Faire de la place…

Je suis à une période de ma vie où je ressens un besoin viscéral de m’alléger, et ce, dans tous les sens du terme… M’alléger physiquement, m’alléger matériellement, m’alléger professionnellement.

Dans les derniers mois, tout y est passé. Je me suis débarrassée de mes 33 livres en trop. 33 livres qui me pesaient, qui me camouflaient et me dérangeaient, car mon enveloppe ne correspondait pas à ce que je ressentais à l’intérieur.
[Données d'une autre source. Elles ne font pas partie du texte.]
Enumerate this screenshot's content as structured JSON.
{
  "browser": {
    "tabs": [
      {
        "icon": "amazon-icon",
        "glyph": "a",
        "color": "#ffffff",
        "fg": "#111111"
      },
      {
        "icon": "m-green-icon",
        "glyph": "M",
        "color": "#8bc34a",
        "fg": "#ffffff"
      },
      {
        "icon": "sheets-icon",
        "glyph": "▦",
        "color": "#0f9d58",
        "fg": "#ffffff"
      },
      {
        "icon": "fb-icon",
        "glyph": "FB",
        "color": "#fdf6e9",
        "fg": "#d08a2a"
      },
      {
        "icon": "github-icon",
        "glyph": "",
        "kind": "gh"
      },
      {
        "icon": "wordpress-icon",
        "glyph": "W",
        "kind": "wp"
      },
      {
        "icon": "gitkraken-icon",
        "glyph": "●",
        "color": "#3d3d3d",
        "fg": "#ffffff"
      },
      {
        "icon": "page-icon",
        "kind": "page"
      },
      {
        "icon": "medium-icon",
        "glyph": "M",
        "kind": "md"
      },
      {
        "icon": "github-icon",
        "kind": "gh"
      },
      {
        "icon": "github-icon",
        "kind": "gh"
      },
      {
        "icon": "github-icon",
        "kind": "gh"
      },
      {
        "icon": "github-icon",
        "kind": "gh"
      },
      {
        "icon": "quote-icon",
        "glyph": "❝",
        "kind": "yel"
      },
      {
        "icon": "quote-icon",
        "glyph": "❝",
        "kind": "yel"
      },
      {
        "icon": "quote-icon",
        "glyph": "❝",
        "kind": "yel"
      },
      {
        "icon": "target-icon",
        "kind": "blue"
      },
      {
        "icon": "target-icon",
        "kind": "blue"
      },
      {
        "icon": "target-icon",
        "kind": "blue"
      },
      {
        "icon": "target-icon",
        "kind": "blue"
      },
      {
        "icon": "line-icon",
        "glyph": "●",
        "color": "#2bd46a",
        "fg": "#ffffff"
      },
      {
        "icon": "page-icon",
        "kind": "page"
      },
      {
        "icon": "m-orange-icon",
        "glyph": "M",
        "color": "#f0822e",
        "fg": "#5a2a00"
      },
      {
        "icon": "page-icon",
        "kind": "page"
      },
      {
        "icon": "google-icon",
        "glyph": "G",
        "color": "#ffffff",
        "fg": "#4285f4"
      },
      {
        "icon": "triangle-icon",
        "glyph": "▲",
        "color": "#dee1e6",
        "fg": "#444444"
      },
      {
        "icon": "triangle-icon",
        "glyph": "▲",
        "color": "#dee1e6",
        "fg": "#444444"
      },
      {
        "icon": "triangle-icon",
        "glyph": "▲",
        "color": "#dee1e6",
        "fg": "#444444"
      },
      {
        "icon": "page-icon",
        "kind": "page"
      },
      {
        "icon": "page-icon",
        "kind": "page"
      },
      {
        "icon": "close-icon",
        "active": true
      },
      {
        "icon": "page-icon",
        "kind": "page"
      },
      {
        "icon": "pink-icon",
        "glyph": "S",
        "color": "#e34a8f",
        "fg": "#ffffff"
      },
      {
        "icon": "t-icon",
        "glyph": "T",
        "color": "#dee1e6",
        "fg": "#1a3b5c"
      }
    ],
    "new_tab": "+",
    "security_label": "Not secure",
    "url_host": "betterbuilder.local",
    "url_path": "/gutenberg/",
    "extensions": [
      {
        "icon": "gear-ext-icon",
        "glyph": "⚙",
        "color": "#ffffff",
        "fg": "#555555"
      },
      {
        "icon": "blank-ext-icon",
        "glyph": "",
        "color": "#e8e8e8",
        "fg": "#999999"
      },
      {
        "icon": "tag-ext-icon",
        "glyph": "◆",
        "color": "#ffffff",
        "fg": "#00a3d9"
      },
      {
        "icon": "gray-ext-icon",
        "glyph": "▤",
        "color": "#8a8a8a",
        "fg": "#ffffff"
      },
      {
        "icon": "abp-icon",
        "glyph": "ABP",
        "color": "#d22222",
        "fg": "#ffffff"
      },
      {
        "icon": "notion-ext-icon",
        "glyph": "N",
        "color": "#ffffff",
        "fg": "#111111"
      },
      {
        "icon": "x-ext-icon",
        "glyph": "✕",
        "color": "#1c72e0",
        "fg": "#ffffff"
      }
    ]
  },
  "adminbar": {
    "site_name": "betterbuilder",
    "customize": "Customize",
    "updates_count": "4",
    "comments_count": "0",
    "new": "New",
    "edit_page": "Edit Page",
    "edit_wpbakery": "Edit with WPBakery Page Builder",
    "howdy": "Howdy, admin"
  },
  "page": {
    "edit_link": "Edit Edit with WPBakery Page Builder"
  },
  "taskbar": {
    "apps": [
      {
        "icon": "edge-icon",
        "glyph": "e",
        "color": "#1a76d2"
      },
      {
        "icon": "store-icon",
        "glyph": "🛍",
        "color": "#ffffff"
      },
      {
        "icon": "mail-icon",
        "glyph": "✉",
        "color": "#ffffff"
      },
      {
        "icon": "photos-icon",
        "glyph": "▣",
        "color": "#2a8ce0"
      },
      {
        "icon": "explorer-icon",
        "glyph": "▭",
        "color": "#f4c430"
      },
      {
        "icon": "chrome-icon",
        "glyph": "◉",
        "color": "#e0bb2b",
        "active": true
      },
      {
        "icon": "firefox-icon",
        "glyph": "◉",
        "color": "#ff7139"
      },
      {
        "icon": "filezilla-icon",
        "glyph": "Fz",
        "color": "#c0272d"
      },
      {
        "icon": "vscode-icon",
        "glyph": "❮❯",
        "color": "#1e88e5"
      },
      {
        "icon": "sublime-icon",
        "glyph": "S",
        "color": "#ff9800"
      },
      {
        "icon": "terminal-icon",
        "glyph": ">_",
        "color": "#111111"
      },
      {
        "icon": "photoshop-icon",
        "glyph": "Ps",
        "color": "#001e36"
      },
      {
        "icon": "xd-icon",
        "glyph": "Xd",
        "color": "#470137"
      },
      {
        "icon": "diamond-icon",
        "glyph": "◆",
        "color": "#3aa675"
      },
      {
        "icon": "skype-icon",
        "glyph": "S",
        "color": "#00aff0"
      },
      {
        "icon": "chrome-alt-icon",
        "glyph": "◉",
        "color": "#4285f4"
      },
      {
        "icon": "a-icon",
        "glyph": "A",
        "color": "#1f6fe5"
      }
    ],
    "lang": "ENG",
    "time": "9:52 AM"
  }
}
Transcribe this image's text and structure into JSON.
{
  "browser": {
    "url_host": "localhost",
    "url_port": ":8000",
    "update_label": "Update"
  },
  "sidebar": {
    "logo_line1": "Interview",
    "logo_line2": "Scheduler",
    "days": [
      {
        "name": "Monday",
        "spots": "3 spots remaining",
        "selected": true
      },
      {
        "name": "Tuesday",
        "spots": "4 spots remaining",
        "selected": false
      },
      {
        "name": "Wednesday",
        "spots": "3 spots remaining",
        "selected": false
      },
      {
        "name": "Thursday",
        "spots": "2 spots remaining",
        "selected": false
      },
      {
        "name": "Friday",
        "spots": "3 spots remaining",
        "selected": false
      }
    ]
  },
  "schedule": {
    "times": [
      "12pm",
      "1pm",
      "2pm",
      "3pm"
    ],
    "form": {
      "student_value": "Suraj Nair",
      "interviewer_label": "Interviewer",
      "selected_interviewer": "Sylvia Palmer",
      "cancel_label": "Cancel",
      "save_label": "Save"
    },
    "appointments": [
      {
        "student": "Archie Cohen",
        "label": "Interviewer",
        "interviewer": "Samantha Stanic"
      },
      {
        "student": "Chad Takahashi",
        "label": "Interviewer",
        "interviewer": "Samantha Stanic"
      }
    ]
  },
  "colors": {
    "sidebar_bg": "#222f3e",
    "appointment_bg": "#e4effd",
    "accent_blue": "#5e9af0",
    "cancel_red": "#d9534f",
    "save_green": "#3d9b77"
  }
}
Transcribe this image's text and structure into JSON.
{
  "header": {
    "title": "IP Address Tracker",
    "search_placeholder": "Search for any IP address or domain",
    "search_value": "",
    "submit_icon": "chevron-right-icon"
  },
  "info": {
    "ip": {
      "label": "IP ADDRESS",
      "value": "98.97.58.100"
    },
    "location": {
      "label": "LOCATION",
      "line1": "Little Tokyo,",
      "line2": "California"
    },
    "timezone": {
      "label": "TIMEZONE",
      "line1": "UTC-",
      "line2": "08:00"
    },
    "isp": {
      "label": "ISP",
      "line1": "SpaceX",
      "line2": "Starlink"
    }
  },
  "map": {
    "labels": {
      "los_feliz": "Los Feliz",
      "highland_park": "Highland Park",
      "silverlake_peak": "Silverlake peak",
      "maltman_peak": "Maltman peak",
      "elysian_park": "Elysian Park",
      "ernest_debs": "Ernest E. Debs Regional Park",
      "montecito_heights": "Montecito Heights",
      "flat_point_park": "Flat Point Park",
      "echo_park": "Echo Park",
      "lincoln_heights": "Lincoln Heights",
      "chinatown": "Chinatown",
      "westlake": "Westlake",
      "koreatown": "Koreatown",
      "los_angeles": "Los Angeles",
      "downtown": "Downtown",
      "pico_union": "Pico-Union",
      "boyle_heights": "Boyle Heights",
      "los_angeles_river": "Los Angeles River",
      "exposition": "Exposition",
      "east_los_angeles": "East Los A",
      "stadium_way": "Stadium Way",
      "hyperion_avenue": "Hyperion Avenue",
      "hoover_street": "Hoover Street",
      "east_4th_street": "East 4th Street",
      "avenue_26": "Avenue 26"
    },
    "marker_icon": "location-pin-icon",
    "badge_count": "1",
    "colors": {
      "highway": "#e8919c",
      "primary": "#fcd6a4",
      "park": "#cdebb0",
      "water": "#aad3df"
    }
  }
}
Ce fut un périple difficile, mais tellement extraordinaire.

La première étape de ma transformation, celle de la découverte du « nouveau moi ». Honnêtement, jamais je n’aurais pensé à ce moment que cela sonnerait le début de quelque chose de beaucoup plus profond. Car oui, plus le processus avançait, plus le désir d’alléger mes responsabilités « superflues » devenait évident.

Résultat : Fini la grosse cabane! Celle qui est bien belle, bien confortable, mais dans laquelle je n’utilise que quelques pièces. Ceux qui me connaissent ou me lisent depuis quelques mois dans ce magazine savent que les plans ont récemment changé : ma grande Marianne a la bougeotte et a quitté le nid et ma belle Laurence a choisi Ottawa comme lieu d’études.

Bref, la maison est maintenant BEAUCOUP trop grande. Si l’on combine à cela que je travaille tout le temps (je suis passionnée par ce que je fais), on conclut rapidement que mon besoin de m’alléger devenait aussi nécessaire de ce côté. C’est donc d’un commun accord que mon chum et moi avons décidé de vendre et de nous en aller en condo.

Fini le gazon, l’entretien de la piscine et du spa, les menus travaux! THAT’S IT. On passe à autre chose et l’on récupère notre précieux temps libre (y’en avait pu beaucoup, croyez-moi) et on se prend du temps à deux.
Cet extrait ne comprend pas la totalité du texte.